Use of photo-driven algal-bacterial aerobic granular sludge system to close carbon cycle in biological nutrients removal and sludge anaerobic digestion units in wastewater treatment plants

This study established a closed photo-driven algal-bacterial aerobic granular sludge (AGS) system coupling with an automatic biogas capture unit and with a working volume of 800 mL operated at a gas circulation rate of 0.75 L/min and liquid pH controlled at 8.0. This closed system was used to investigate the feasibility of algal-bacterial AGS to capture and fix carbon (C) from nutrients removal and anaerobic digestion (AD) processes. Results showed a high total C emission of 0.93 kg-CO₂/kg-chemical oxygen demand (COD) under the external O₂ supply condition. However, under the photo-driven mode with photosynthesis as the sole O₂ supplier, the coexisting microalgae fixed all inorganic C from the nutrients removal process with a negative C emission of −0.25 kg-CO₂/kg-COD and −0.33 kg-CO₂/kg-COD under illumination at 24 klux and 36 klux, respectively.
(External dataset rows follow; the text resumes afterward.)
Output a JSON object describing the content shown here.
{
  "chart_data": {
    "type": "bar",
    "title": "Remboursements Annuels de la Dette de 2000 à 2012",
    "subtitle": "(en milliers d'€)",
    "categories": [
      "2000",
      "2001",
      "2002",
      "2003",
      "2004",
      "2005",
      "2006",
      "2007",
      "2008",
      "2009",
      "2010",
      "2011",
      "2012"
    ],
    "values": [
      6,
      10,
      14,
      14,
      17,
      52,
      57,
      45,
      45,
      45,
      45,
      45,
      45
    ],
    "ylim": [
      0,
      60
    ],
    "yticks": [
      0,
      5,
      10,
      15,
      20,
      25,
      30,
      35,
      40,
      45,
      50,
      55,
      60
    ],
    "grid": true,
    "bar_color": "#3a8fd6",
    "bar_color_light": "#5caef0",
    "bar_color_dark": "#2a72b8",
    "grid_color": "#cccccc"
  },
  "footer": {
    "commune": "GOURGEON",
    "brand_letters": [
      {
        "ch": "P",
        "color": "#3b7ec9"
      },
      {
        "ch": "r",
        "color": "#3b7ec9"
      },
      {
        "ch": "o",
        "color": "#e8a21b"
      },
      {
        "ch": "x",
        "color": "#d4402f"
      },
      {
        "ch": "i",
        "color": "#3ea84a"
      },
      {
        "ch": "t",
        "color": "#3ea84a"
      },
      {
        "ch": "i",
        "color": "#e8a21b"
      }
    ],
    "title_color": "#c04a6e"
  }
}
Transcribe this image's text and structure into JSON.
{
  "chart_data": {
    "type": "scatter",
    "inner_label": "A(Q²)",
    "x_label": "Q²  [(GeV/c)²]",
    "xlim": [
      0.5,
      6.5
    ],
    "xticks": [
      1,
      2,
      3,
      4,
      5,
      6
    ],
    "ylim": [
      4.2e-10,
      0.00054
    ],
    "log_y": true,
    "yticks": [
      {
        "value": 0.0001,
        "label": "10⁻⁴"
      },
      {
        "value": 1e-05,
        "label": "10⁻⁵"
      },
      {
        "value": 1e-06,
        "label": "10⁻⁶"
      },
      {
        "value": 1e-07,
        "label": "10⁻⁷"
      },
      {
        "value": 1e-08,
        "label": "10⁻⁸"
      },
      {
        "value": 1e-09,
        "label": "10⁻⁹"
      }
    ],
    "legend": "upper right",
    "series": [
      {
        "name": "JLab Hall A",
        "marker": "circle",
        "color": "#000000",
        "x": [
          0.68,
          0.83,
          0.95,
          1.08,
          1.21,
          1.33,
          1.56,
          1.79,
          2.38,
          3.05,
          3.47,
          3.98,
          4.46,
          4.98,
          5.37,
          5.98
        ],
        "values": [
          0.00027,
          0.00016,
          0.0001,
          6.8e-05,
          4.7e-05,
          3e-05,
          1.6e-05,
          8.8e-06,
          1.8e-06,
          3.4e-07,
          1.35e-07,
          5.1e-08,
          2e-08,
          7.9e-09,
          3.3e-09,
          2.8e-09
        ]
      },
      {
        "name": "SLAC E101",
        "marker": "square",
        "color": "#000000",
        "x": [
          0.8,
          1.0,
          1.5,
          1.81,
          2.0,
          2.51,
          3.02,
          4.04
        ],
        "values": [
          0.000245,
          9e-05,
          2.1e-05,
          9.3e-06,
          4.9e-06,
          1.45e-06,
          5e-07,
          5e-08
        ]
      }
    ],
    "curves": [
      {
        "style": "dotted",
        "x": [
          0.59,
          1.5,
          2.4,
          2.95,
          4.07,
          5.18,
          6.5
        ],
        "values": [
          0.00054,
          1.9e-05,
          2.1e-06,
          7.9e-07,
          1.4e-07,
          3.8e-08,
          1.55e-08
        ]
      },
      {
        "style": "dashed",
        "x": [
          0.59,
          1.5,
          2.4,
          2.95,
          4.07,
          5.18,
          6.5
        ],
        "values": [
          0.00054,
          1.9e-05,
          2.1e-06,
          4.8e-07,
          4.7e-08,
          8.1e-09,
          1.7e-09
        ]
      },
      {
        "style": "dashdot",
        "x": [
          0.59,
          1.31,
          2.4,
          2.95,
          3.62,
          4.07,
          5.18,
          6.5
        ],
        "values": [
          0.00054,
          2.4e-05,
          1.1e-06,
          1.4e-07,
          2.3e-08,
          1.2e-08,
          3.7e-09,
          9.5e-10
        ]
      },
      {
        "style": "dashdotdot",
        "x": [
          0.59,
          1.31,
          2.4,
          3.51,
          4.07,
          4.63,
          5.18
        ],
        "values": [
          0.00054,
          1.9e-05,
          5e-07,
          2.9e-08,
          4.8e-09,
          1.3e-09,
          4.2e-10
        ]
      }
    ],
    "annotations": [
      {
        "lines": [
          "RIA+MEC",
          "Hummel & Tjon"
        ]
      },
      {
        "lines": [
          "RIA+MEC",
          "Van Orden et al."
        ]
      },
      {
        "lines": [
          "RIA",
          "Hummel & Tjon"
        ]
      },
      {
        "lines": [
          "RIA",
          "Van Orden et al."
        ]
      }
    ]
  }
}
During this process more HCl was required to neutralize the increased pH under a stronger light intensity, which can be replaced by biogas (as an acid reagent) automatically introduced into the closed system as needed. Meanwhile, a CO₂ removal rate of 40 mg-C/(g-mixed liquor volatile suspended solids (MLVSS)•d) and a biogas upgrading rate of 184 mL-biogas/(g-MLVSS•d) were achieved under 24 klux. It was estimated that the CO₂ removal capacity can cover all CO₂ produced from AD of the grown biomass in this system. In addition, photosynthetic O₂ could simultaneously facilitate aerobic phosphorus uptake and ammonia oxidation at a low dissolved oxygen of 0.7–1.4 mg/L. Results from this work suggest that a properly designed and operated algal-bacterial AGS is promising for closing C cycle in wastewater treatment plants. © 2023 Elsevier B.V.